Donny played at the Double-A and Triple-A level in 2007. He was promoted to the majors on September 1, when rosters expanded.

On September 5, 2007, Lucy made his major league debut when he started behind the plate. He got his first major league hit, which was a single, off Detroit Tigers pitcher Kenny Rogers.

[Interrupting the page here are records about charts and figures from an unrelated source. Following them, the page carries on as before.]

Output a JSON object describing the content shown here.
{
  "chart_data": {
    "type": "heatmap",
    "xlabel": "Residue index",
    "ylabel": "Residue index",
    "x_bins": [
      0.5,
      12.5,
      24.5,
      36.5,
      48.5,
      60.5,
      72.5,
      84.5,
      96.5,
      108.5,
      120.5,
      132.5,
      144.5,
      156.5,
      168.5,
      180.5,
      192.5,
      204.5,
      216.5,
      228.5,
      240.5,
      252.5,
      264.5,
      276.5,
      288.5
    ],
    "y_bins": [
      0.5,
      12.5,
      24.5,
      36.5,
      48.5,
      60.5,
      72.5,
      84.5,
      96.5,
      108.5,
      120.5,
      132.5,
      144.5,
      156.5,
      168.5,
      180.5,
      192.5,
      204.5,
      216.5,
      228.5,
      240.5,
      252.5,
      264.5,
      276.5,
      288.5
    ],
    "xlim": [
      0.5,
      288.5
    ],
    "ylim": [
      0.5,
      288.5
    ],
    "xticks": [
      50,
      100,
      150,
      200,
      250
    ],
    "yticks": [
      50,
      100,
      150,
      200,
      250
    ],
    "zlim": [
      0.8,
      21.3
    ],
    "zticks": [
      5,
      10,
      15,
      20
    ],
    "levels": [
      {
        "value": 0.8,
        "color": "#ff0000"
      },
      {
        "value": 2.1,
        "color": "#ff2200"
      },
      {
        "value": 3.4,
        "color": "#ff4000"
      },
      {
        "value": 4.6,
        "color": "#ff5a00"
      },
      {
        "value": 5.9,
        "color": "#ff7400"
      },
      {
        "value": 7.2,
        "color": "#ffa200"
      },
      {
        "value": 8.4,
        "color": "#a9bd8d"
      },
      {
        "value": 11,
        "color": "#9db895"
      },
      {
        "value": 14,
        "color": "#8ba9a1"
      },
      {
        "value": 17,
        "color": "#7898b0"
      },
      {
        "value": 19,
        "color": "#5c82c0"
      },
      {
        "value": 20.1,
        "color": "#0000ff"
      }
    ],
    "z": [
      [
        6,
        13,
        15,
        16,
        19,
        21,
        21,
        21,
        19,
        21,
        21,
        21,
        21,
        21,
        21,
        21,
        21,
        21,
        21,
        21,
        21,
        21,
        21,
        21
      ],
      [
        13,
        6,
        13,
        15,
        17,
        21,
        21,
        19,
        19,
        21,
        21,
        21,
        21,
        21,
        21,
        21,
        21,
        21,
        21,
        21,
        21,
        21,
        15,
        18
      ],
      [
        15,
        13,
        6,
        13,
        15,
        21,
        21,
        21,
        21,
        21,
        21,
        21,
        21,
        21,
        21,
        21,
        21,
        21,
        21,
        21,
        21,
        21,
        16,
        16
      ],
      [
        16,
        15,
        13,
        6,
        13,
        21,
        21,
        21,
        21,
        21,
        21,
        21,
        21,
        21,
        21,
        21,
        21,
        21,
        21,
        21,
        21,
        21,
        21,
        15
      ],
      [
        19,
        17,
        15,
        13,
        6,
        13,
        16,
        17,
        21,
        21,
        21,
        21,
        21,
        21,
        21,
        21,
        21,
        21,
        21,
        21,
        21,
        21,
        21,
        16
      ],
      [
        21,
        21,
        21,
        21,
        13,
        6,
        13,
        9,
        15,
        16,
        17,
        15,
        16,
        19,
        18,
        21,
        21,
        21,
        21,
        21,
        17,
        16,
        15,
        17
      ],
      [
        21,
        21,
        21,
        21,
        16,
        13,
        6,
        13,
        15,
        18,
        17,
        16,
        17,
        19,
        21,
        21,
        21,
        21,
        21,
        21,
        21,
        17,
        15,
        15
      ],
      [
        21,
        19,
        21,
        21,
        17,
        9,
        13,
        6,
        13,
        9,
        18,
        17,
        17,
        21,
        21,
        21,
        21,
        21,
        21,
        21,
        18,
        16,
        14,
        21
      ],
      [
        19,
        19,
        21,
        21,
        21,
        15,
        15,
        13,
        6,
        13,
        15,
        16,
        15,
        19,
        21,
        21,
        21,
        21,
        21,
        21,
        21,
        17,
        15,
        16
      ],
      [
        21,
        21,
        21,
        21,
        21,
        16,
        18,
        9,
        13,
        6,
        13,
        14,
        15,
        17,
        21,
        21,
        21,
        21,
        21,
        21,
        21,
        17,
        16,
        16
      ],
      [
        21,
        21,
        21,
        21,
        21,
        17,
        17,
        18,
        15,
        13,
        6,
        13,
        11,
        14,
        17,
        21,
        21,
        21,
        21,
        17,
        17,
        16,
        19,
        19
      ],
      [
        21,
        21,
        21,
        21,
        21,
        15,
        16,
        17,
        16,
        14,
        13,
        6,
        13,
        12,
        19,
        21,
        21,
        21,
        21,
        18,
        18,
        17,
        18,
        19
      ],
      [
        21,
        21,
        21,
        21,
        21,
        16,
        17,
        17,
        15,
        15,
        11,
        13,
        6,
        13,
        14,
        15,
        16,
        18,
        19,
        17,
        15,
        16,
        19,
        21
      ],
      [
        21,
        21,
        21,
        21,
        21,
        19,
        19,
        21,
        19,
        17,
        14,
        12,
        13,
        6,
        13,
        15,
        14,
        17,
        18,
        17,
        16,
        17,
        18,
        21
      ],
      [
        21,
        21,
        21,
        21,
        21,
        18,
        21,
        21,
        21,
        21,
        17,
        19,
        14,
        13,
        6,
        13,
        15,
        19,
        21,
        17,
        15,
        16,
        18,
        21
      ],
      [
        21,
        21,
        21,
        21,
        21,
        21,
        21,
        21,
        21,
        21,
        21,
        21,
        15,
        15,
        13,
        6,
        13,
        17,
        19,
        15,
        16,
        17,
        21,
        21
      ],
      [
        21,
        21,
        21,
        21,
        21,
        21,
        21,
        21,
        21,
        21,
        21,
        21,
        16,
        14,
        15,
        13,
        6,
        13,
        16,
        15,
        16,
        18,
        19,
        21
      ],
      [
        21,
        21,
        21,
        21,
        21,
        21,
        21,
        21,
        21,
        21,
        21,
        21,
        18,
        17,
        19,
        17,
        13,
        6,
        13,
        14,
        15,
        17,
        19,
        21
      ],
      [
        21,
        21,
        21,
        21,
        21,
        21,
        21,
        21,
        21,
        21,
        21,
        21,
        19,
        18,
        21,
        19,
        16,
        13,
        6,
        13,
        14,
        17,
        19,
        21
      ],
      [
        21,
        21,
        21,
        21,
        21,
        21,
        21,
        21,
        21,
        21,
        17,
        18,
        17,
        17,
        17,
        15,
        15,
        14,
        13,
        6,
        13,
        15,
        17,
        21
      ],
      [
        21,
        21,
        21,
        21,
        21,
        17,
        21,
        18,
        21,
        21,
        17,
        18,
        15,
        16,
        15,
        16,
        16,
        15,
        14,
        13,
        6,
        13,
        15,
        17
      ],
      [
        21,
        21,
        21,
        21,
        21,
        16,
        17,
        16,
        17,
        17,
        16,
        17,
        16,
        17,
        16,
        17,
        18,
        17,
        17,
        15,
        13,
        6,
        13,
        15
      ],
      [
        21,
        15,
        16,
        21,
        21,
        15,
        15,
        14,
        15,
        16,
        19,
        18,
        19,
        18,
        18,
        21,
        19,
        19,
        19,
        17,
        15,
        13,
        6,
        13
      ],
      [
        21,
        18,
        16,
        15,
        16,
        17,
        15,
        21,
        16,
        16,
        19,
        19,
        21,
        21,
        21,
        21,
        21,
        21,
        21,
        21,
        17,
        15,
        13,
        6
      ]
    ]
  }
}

Lucy made the White Sox opening day roster for the 2010 season after backup catcher Ramón Castro bruised his heel in a spring training game and was placed on the DL. Lucy hit his first home run, a solo shot, on April 15, 2010 off Toronto Blue Jays starting pitcher Dana Eveland. It was also his first run batted in. On May 3, 2010 Donny was optioned to the White Sox Triple-A team, Charlotte Knights, due to Ramon Castro being activated from the 15-day disabled list.

On November 5, 2010, Donny was granted free agency.

During the 2010-2011 offseason, Lucy signed a minor league contract with the White Sox.

On August 16, 2011, Donny was called back up to the White Sox.

On December 16, Donny Lucy announced his retirement from Major League Baseball being one of 6,500 people to ever hit a homerun in the major leagues.